Memorial Day is the official beginning of summer and marks the arrival of RV season for the vast majority of travellers. Campgrounds nationwide will be busy and many travel trailers and motor homes will be pulled from storage and readied for the first big trip in many months. Maps are being spread out and destinations pondered. An impending road trip! Vacation! This is an exciting time and spirits are high. Should we head back to that great campground we had so much fun at last year or should we set a new course and try something new? The world is your oyster and adventure lies over every horizon. This is what you bought your RV for and it’s time to reap the rewards.

Unfortunately, for some of us, our true destination will be The Land of Frustration -we just don’t know it yet- and the end result may be a stressful vacation and a family of unhappy campers. The trip from hell. The vacation that brings groans from the family for years whenever it’s mentioned. Usually, after a suitable amount of time has passed, you’re able to have a good laugh about it. We’ve all been there. But none of us want to go back. Right? So how do you avoid an unscheduled trip to The Land of Frustration? We’ll share some of the best tips we’ve compiled over the years from talking to our customers about avoidable pitfalls that have resulted in a vacation disaster. Ready? Pay attention now. This is important.

 

 

  1. Campgrounds nationwide will be busy from now until Labor Day and nobody wants to experience that sinking feeling you get when pulling into your destination after a long day on the road and realizing that the place is completely booked -and the next closest campground is forty miles away. Make your reservations early and get a confirmation number.
  2. Get your RV out well before your departure day and check that everything has weathered the winter in good shape. Pay particular attention to the air conditioning. Run it for a minimum of ten minutes and ensure that it’s cooling effectively BEFORE leaving home. We don’t need to go into detail about what happens when the A/C is turned on for the first time in months on a hot summer day, many miles from home, and blows only warm air. For reasons we’ve never figured out, RV air conditioning systems are notoriously finicky. A non-funtioning heating system on a summer vacation usually won’t even be discovered, but a wonky A/C can turn your home away from home into a nicely decorated pottery kiln.
  3. Check that all lights and turn signals are functioning properly. Don’t wait until the morning of your departure to check. A delay of several hours while you monkey with fuses and plugs is enough to kick off any trip on a bad note.
  4. Open and close all slide-outs. Listen for sounds of grinding or hesitation. We’ve had reports of folks checking into their campground and finding that their slideouts have become inexplicably stuck over the winter and they have to spend the week with slide outs that don’t slide out. Not fun.
  5. Check that landing jacks, hydraulic or manual, work smoothly.
  6. And finally, and perhaps most importantly, check your tire pressures. Tires that sit for months can lose more than half of their pressure without looking visibly low. Don’t just eyeball them. Use a good tire pressure gauge and know your recommended pressures. Underinflated tires under load and at speed are subjected to incredible stresses they weren’t designed for. A blow out at any time means changing a tire on the side of the road -frustrating, yes, but also very dangerous, especially if you have to change a tire on the traffic side with cars whizzing past you at sixty miles an hour. A blow out is never expected, either. It happens suddenly and in a matter of seconds you find yourself piloting an experimental vehicle outside of every scenario it was designed for. A slewing, uncontrollable RV with a blown tire can be, and has been, lethal to many people over the years. If you take one tip from us this year, let it be this one. It costs nothing and could save your life. Needless to say, if your tires are worn or have visible cuts or gouges, replace them.

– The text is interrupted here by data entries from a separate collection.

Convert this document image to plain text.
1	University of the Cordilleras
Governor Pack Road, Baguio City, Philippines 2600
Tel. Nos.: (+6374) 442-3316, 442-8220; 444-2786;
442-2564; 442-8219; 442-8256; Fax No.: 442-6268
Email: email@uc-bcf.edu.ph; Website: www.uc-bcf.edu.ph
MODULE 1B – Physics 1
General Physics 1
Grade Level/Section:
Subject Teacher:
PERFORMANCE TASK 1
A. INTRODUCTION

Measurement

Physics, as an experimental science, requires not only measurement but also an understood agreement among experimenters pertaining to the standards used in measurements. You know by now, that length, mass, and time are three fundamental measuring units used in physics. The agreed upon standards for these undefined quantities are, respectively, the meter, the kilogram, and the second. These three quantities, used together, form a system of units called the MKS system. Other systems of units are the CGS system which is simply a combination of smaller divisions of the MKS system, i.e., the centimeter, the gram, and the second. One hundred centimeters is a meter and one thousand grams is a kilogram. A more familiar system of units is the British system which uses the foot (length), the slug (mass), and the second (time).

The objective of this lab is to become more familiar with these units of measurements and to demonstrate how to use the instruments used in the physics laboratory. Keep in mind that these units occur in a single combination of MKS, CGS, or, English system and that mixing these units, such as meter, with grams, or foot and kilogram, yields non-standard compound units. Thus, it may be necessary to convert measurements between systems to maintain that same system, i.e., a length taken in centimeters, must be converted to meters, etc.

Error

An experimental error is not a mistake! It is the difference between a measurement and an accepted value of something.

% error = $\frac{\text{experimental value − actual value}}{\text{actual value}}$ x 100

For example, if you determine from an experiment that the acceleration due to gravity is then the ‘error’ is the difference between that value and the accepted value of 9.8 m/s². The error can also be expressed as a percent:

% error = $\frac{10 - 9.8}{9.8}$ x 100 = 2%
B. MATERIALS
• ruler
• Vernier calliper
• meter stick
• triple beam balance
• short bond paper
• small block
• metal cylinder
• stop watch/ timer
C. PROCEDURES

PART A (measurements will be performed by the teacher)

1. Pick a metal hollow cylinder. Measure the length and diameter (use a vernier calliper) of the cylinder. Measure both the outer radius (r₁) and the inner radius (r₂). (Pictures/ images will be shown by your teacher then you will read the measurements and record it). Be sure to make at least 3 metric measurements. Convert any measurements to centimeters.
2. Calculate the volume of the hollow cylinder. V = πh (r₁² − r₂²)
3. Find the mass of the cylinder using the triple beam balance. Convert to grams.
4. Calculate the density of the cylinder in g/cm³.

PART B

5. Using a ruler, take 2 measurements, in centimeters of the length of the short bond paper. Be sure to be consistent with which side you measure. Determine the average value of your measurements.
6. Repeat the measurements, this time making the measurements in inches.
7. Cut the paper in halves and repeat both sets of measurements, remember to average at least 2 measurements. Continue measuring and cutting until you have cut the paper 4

That’s it! Those are the most common problems we hear about, over and over. If you adhere to these six tips, you’ll have eliminated 90% of the vacation disasters people experience. Simple enough, right? The only other disaster we hear about and can’t help you with is bad weather. You’re on your own there.

 

In closing, a final and excellent reason for checking your systems well in advance of your departure day is that dealers are very busy at this time of year. If your A/C does need a charge or your slideout isn’t sliding out don’t expect your service center to get you in and out in a timely manner. It’s an unfortunate fact. I spoke to a gentleman this morning who has been waiting three weeks to get his trailer back from the dealer for some faulty brake light work. He was very frustrated and we all know what that’s like.